Jugamos a elfos, hadas y trolls, lo que siempre genera bastante confusión. Hay que tener cuidado con el suelo porque resbala bastante. El ejercicio revela que todavía tenemos que trabajar mucho la escucha activa. A los participantes les cuesta mucho aguantar la tensión y escuchar durante el instante antes de actuar, lo que provoca que se actúe de cualquier manera, más para aliviar la tensión que para conseguir el objetivo que perseguimos.
Jugamos al pañuelo y cuesta también hacer pasar el foco de atención desde la competición a la comunicación que se establece en el momento de encontrarse cerca del pañuelo. El momento del encuentro y la comunicación se complican mucho cuando el encuentro no solo implica a dos personas.
Los participantes se dividen en grupos de 5 para trabajar sobre las imágenes propuestas como si representasen fotografías. Desde el comienzo todos los participantes se lanzan a la tarea con gran entusiasmo. Tener música entre las imágenes sirve para que el punto de partida para hacer las imágenes no sea el cuerpo estático, sino que ya se haya adelantado trabajo y la herramienta esté “engrasada” y lista para usarse.
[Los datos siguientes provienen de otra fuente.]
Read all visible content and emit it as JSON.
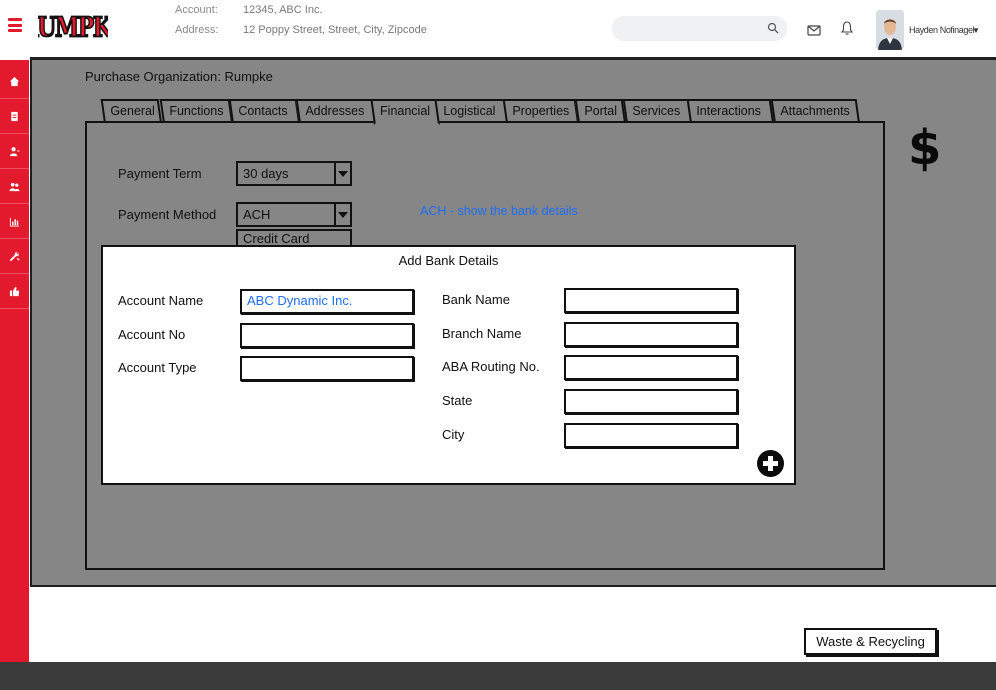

Manteniendo los mismos grupos y partiendo de alguno de los conceptos anteriores se pide pensar una escena, para representarla después en idioma crogmañon. Todas las escenas funcionan muy bien, se proponen ideas interesantes y se actúan de tal modo que se podrán rescatar varias cosas de ellas para los siguientes trabajos.
Terminamos la sesión con un trabajo de manipulación sobre el cuerpo del compañero que relaja la energía de la clase y aporta calidez al final.